The sooner we stop looking to dangerous shortcuts and quick-fixes for what are largely demographic problems (an approaching tsunami of retiring Baby Boomers combined with a long-term inability to recruit and retain a sufficient number of entry-level mariners), and accept the fact that there must be a reasonably substantial investment of time and resources to produce quality mariners, the better off the entire industry will be. Even a quick look at the licensing regulations shows that no unfair or unworkable obstacles to advancement exist: with the current towing license structure in place (it has recently been moved to 46 CFR – Parts 11.464, 11.465 & 11.466) a mariner would acquire enough sea time to qualify for Mate/Pilot  in as little as 3 years – 4 months, and for Master in just 5 years – 4 months, of actual elapsed calendar time while working an equal-time schedule (6 months a year). If the mariner is working the brutal and arguably downright-unhealthy 2-for-1 schedule (8 months of the year) the elapsed calendar time periods drop to only 2 years – 4 months and 4 years, respectively. Allowing for the inevitable delays in the licensing process caused by work schedule conflicts for attending the required schools or taking tests, mariner application mistakes, processing, approval, issuance, and the usual bureaucratic logjams of one sort or another, we’re realistically talking about producing these two grades of officers in roughly 4 to 6 years on an equal-time schedule and 3 to 41/2 years on the 2-for-1 schedule.

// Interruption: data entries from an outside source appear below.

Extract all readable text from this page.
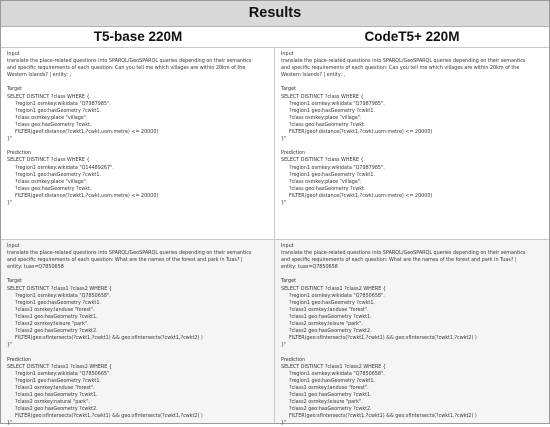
Results
T5-base 220M	CodeT5+ 220M
Input
translate the place-related questions into SPARQL/GeoSPARQL queries depending on their semantics
and specific requirements of each question: Can you tell me which villages are within 20km of the
Western Islands? | entity: ,
Target
SELECT DISTINCT ?class WHERE {
?region1 osmkey:wikidata "Q7987985".
?region1 geo:hasGeometry ?cwkt1.
?class osmkey:place "village".
?class geo:hasGeometry ?cwkt.
FILTER(geof:distance(?cwkt1,?cwkt,uom:metre) <= 20000)
}"
Prediction
SELECT DISTINCT ?class WHERE {
?region1 osmkey:wikidata "Q14489267".
?region1 geo:hasGeometry ?cwkt1.
?class osmkey:place "village".
?class geo:hasGeometry ?cwkt.
FILTER(geof:distance(?cwkt1,?cwkt,uom:metre) <= 20000)
}"
Input
translate the place-related questions into SPARQL/GeoSPARQL queries depending on their semantics
and specific requirements of each question: Can you tell me which villages are within 20km of the
Western Islands? | entity: ,
Target
SELECT DISTINCT ?class WHERE {
?region1 osmkey:wikidata "Q7987985".
?region1 geo:hasGeometry ?cwkt1.
?class osmkey:place "village".
?class geo:hasGeometry ?cwkt.
FILTER(geof:distance(?cwkt1,?cwkt,uom:metre) <= 20000)
}"
Prediction
SELECT DISTINCT ?class WHERE {
?region1 osmkey:wikidata "Q7987985".
?region1 geo:hasGeometry ?cwkt1.
?class osmkey:place "village".
?class geo:hasGeometry ?cwkt.
FILTER(geof:distance(?cwkt1,?cwkt,uom:metre) <= 20000)
}"
Input
translate the place-related questions into SPARQL/GeoSPARQL queries depending on their semantics
and specific requirements of each question: What are the names of the forest and park in Tuas? |
entity: tuas=Q7850658
Target
SELECT DISTINCT ?class1 ?class2 WHERE {
?region1 osmkey:wikidata "Q7850658".
?region1 geo:hasGeometry ?cwkt1.
?class1 osmkey:landuse "forest".
?class1 geo:hasGeometry ?cwkt1.
?class2 osmkey:leisure "park".
?class2 geo:hasGeometry ?cwkt2.
FILTER(geo:sfIntersects(?cwkt1,?cwkt1) && geo:sfIntersects(?cwkt1,?cwkt2) )
}"
Prediction
SELECT DISTINCT ?class1 ?class2 WHERE {
?region1 osmkey:wikidata "Q7850665".
?region1 geo:hasGeometry ?cwkt1.
?class1 osmkey:landuse "forest".
?class1 geo:hasGeometry ?cwkt1.
?class2 osmkey:natural "park".
?class2 geo:hasGeometry ?cwkt2.
FILTER(geo:sfIntersects(?cwkt1,?cwkt1) && geo:sfIntersects(?cwkt1,?cwkt2) )
}"
Input
translate the place-related questions into SPARQL/GeoSPARQL queries depending on their semantics
and specific requirements of each question: What are the names of the forest and park in Tuas? |
entity: tuas=Q7850658
Target
SELECT DISTINCT ?class1 ?class2 WHERE {
?region1 osmkey:wikidata "Q7850658".
?region1 geo:hasGeometry ?cwkt1.
?class1 osmkey:landuse "forest".
?class1 geo:hasGeometry ?cwkt1.
?class2 osmkey:leisure "park".
?class2 geo:hasGeometry ?cwkt2.
FILTER(geo:sfIntersects(?cwkt1,?cwkt1) && geo:sfIntersects(?cwkt1,?cwkt2) )
}"
Prediction
SELECT DISTINCT ?class1 ?class2 WHERE {
?region1 osmkey:wikidata "Q7850658".
?region1 geo:hasGeometry ?cwkt1.
?class1 osmkey:landuse "forest".
?class1 geo:hasGeometry ?cwkt1.
?class2 osmkey:leisure "park".
?class2 geo:hasGeometry ?cwkt2.
FILTER(geo:sfIntersects(?cwkt1,?cwkt1) && geo:sfIntersects(?cwkt1,?cwkt2) )
}"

So there it is, summed up in a paragraph. Is this really too “burdensome” or “inefficient”? Can any reasonable, evidence-based argument be made that this is just too long to wait? Given the high levels of responsibility, skill and care required and expected of us, and the potential consequences when things go badly wrong, we think not. For many mariners, maybe even most, it’s often not long enough. The real trouble for this industry comes when we always have to learn what should be obvious the hard way.

Note: for a very detailed look at the “hawsepipe” route of advancement that still remains open for towing vessel officers see The Tugboat Hawsepipe & Other Routes To The Wheelhouse.


  1. Its important for upcoming mariners to know that you need to actually sail in the capacity of AM/S, notjust hold the credential. Most companies do not run their boats with Apprentice Mates for an entire 360 8hr days, so pay attention to how your sea service letters are worded when applying for Mate of Towing. Nobody wants to be dead ended.